While flashier feminists like Gloria Steinem were grabbing the headlines in the 1960s and 1970s, “in the background was Ruth Bader Ginsburg, systematically taking on the legal battle against gender discrimination in a way that changed everything about our society today. Everything,” said Beth S. Posner, director of the Domestic & Sexual Violence Clinic and clinical associate professor of law in the School of Law. “Every woman in every profession and every heterosexual woman who has a semblance of equality in her marriage owes a debt to Ruth Bader Ginsburg’s methodical attack on gender inequality in the courts.”
As a lawyer with the American Civil Liberties Union, Ginsburg often attacked gender inequity from an unexpected angle, showing the mostly male judicial system how men could face discrimination in certain cases.

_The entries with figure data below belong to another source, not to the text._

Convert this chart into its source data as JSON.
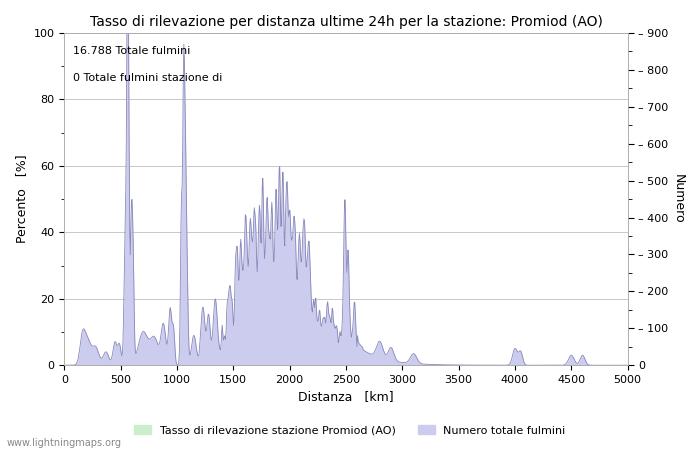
{
  "title": "Tasso di rilevazione per distanza ultime 24h per la stazione: Promiod (AO)",
  "xlabel": "Distanza   [km]",
  "ylabel_left": "Percento   [%]",
  "ylabel_right": "Numero",
  "annotation_line1": "16.788 Totale fulmini",
  "annotation_line2": "0 Totale fulmini stazione di",
  "xlim": [
    0,
    5000
  ],
  "ylim_left": [
    0,
    100
  ],
  "ylim_right": [
    0,
    900
  ],
  "xticks": [
    0,
    500,
    1000,
    1500,
    2000,
    2500,
    3000,
    3500,
    4000,
    4500,
    5000
  ],
  "yticks_left": [
    0,
    20,
    40,
    60,
    80,
    100
  ],
  "yticks_right": [
    0,
    100,
    200,
    300,
    400,
    500,
    600,
    700,
    800,
    900
  ],
  "legend_label_green": "Tasso di rilevazione stazione Promiod (AO)",
  "legend_label_blue": "Numero totale fulmini",
  "watermark": "www.lightningmaps.org",
  "bg_color": "#ffffff",
  "plot_bg_color": "#ffffff",
  "grid_color": "#c8c8c8",
  "fill_blue_color": "#ccccee",
  "fill_green_color": "#cceecc",
  "line_color_blue": "#8888bb",
  "title_fontsize": 10,
  "label_fontsize": 9,
  "tick_fontsize": 8,
  "annotation_fontsize": 8
}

“It’s not just issues affecting women, although those are too numerous to count — it’s also rules allowing men to receive their wives’ benefits, or enabling men as well as women to take Family and Medical Leave, so that men (and not just women) can take time off from work to devote to caring for their families,” said Joan Krause, Dan K. Moore Distinguished Professor of Law in the School of Law. “Our current advocacy efforts were made possible largely because of Justice Ginsburg’s work: Without her efforts to advance the cause of equality, the legal landscape would be far more limited for all of us today.”
As a Supreme Court Justice, Ginsburg was sometimes as influential in her dissents as when she wrote for the majority. One example was how her powerful dissent in Ledbetter v. Goodyear in 2007, calling for changes in the laws regarding equal pay, led to the passage of the Lilly Ledbetter Fair Pay Act, which made it easier for employees to win pay discrimination claims.
“Ruth Bader Ginsburg is, without a doubt, a model for what it means to pursue justice in the purest sense,” Posner said. “During this terribly dark time, it was extremely painful to lose perhaps our greatest champion of justice and equality, and I hope that we take this time to mourn her death, celebrate her and the women with whom she labored to bring us equality, and also grieve for what her death means for the future of our court and the future of justice.”